Катя, которая мечтала рисовать цветы и деревья, жуков и божьих коровок, нарядные домики с расписными ставнями, а лучше всего – забавных зверушек, через полгода взмолилась: «Ма, я не хочу туда ходить. Скучно там. Этот Петр Петрович только и твердит, что главное – техника, что художник без техники – это самолет без мотора или пушка без снарядов. Мам, мне вообще кажется, что он не художник никакой. Он больше похож на генерала из фильма про войну. Командует все время: встать, сесть, смирно. И рисуем мы только гипсовые фигуры, больше ничего!» Но мама уговорила потерпеть, сказала, что техника – это важно и что зверушек можно рисовать дома.

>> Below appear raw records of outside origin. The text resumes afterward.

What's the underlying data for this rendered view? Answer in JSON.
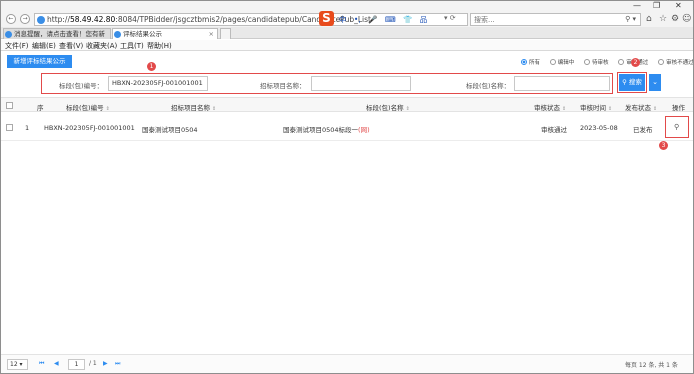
{
  "browser": {
    "url_prefix": "http://",
    "url_host": "58.49.42.80",
    "url_rest": ":8084/TPBidder/jsgcztbmis2/pages/candidatepub/CandidatePub_List",
    "ime_labels": [
      "中",
      "•,",
      "🎤",
      "⌨",
      "👕",
      "品"
    ],
    "search_placeholder": "搜索...",
    "tabs": [
      {
        "label": "消息提醒，请点击查看！您有新"
      },
      {
        "label": "评标结果公示"
      }
    ],
    "menu": [
      "文件(F)",
      "编辑(E)",
      "查看(V)",
      "收藏夹(A)",
      "工具(T)",
      "帮助(H)"
    ]
  },
  "toolbar": {
    "add_button": "新增评标结果公示",
    "status_filters": [
      {
        "label": "所有",
        "checked": true
      },
      {
        "label": "编辑中",
        "checked": false
      },
      {
        "label": "待审核",
        "checked": false
      },
      {
        "label": "审核通过",
        "checked": false
      },
      {
        "label": "审核不通过",
        "checked": false
      }
    ]
  },
  "filter": {
    "code_label": "标段(包)编号：",
    "code_value": "HBXN-202305FJ-001001001",
    "project_label": "招标项目名称：",
    "project_value": "",
    "name_label": "标段(包)名称：",
    "name_value": "",
    "search_button": "搜索",
    "more_button": "⌄"
  },
  "annotations": {
    "step1": "1",
    "step2": "2",
    "step3": "3"
  },
  "table": {
    "headers": {
      "index": "序",
      "code": "标段(包)编号",
      "project": "招标项目名称",
      "name": "标段(包)名称",
      "audit_status": "审核状态",
      "audit_time": "审核时间",
      "publish_status": "发布状态",
      "actions": "操作"
    },
    "rows": [
      {
        "index": "1",
        "code": "HBXN-202305FJ-001001001",
        "project": "国泰测试项目0504",
        "name": "国泰测试项目0504标段一",
        "name_suffix": "(网)",
        "audit_status": "审核通过",
        "audit_time": "2023-05-08",
        "publish_status": "已发布"
      }
    ]
  },
  "pagination": {
    "page_size": "12",
    "current_page": "1",
    "total_pages": "/ 1",
    "summary": "每页 12 条, 共 1 条"
  },
  "colors": {
    "primary": "#2d8cf0",
    "annotation": "#e24a4a"
  }
}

Таких разговоров было не два и не три, но после случая с конкурсом Катя, тогда уже почти подросток, взбунтовалась и категорически отказалась ходить в кружок. Ее работу забраковали, не выбрали для участия в районном смотре юных художников, и она была возмущена до предела: «Все наши сказали, что мой рисунок круче всех! Даже Инга, которая у нас самая вредная, признала, что я нарисовала лучше, чем она, а этот… Петр Петрович! – Катя с такой силой сжимала губы, произнося имя педагога, что они заболели. – Сказал, что таких зверей не бывает! Не пойду я туда больше!»
Придирки и вечное недовольство Петра Петровича отбили у Кати желание рисовать на несколько лет. Всякий раз, доставая из ящика стола бумагу и карандаши, она будто слышала его ехидный голос: «Глажина, и где это, интересно, ты видела таких мышей? В бреду? Что за глаза у нее? Она бешеная? И голова у нее больше туловища, так не бывает. Возьми энциклопедию, посмотри, как выглядит мышь-полевка. А то развели тут, понимаешь, абстракционизм, анимализм и примитивизм разом!»

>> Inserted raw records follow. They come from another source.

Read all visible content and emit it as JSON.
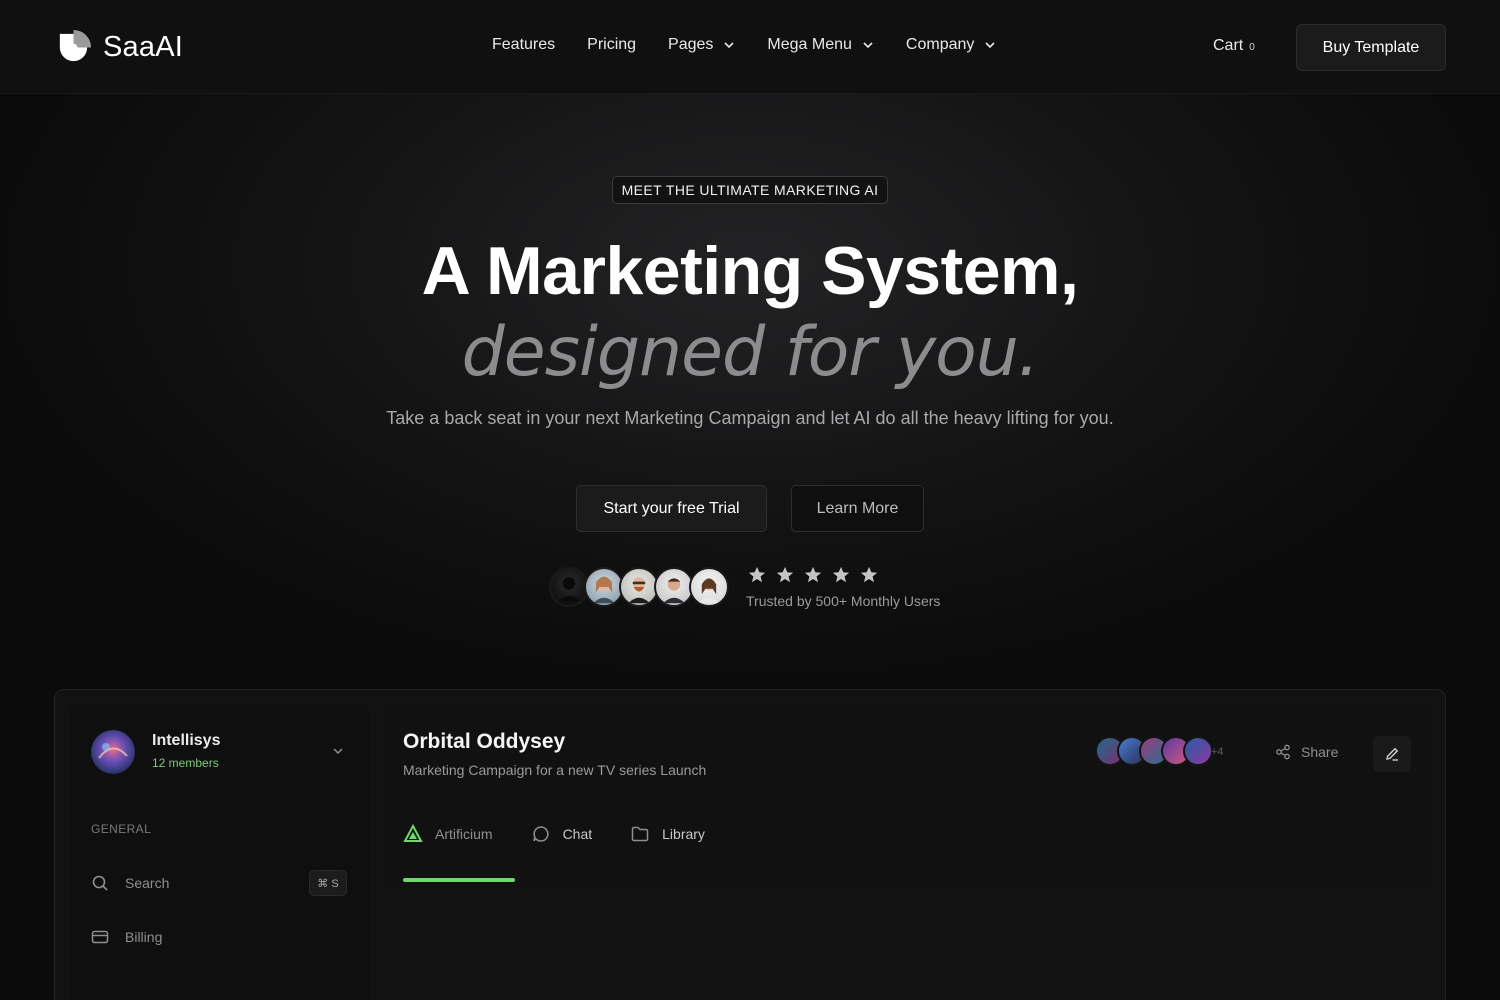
{
  "nav": {
    "brand": "SaaAI",
    "links": [
      {
        "label": "Features",
        "has_dropdown": false
      },
      {
        "label": "Pricing",
        "has_dropdown": false
      },
      {
        "label": "Pages",
        "has_dropdown": true
      },
      {
        "label": "Mega Menu",
        "has_dropdown": true
      },
      {
        "label": "Company",
        "has_dropdown": true
      }
    ],
    "cart_label": "Cart",
    "cart_count": "0",
    "buy_label": "Buy Template"
  },
  "hero": {
    "badge": "MEET THE ULTIMATE MARKETING AI",
    "headline": "A Marketing System,",
    "headline_sub": "designed for you.",
    "lead": "Take a back seat in your next Marketing Campaign and let AI do all the heavy lifting for you.",
    "cta_primary": "Start your free Trial",
    "cta_secondary": "Learn More",
    "rating_stars": 5,
    "trust_text": "Trusted by 500+ Monthly Users"
  },
  "preview": {
    "workspace_name": "Intellisys",
    "workspace_members": "12 members",
    "sidebar_section": "GENERAL",
    "sidebar_items": [
      {
        "label": "Search",
        "icon": "search-icon",
        "shortcut": "⌘ S"
      },
      {
        "label": "Billing",
        "icon": "credit-card-icon"
      }
    ],
    "project_title": "Orbital Oddysey",
    "project_desc": "Marketing Campaign for a new TV series Launch",
    "members_more": "+4",
    "share_label": "Share",
    "tabs": [
      {
        "label": "Artificium",
        "icon": "triangle-logo-icon",
        "active": true
      },
      {
        "label": "Chat",
        "icon": "chat-bubble-icon",
        "active": false
      },
      {
        "label": "Library",
        "icon": "folder-icon",
        "active": false
      }
    ]
  },
  "colors": {
    "background": "#0b0b0c",
    "accent_green": "#6ed86a",
    "muted_text": "#8c8c8e"
  }
}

Зато в школьных и институтских тетрадях, на запотевшем зеркале в ванной, заледеневшем окне автобуса рисовать было не страшно. Это было будто понарошку, не всерьез.
Но можно ведь и сейчас так же, не всерьез? Тем более что они уже давно рисуют вместе с Ташей – и для развлечения, и по необходимости, когда делают домашнее задание по рисованию: «А давай тут еще лягушку в уголке добавим? Вот такие у нее лапки, вытаращенные глаза, разинутый рот и длинный язык, чтоб ловить мух…» Когда дочь засыпала, Катя садилась за большой стол, доставала карандаши, краски, бумагу и представляла лягушку грустной. Или сердитой. Или в прыжке. Линия, и еще одна, и еще, теперь штрихи… Рука постепенно вспоминала, как переносить на бумагу подвижное и статичное, становилась все послушнее, все уверенней и тверже. Катя засиживалась за столом до ночи и улыбалась по утрам, придумывая, что нарисует вечером.

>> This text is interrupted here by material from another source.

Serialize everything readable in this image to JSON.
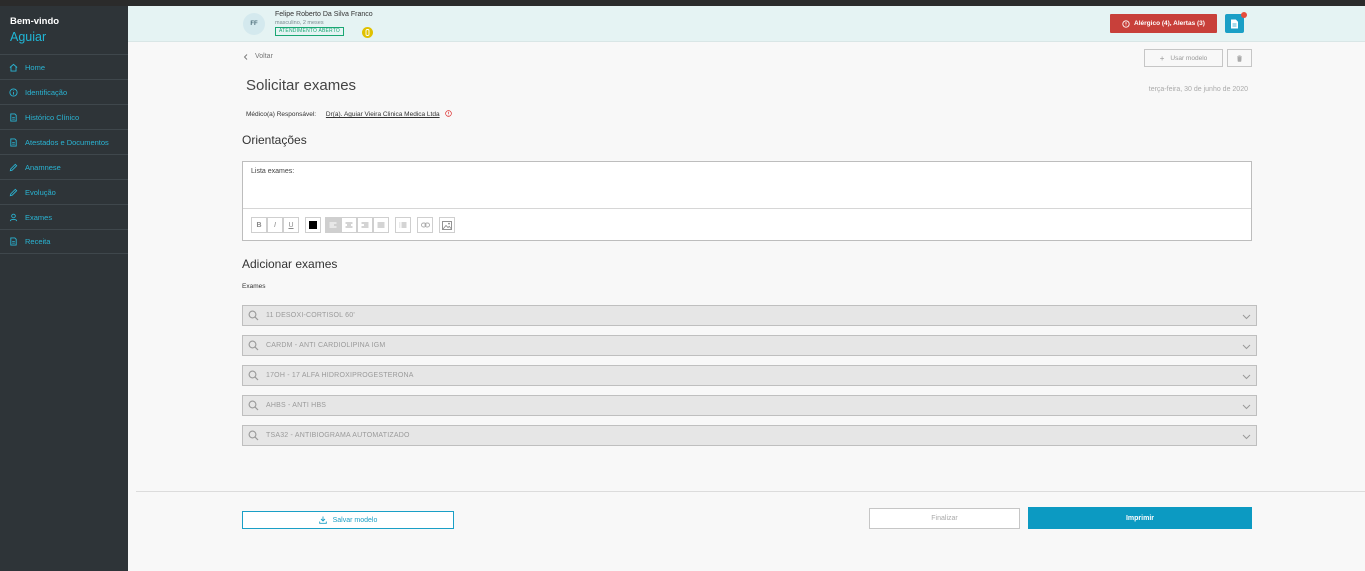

Из-за какого-то необъяснимого стеснения рисунки она никому не показывала, даже Таше. Своей вернувшейся радостью она могла бы, наверное, поделиться с мамой, но разве не глупо – тащить все это или хотя бы один лист бумаги на кладбище? Куда его там? Прислонить к памятнику? Зарыть под цветы? Глупо. Глупо!
День десятой годовщины маминой смерти, выпавший на субботу, не задался у Кати с самого утра. Она не выспалась, чувствовала себя отвратительно, сердилась на дочь и вопреки обыкновению даже повысила на нее голос.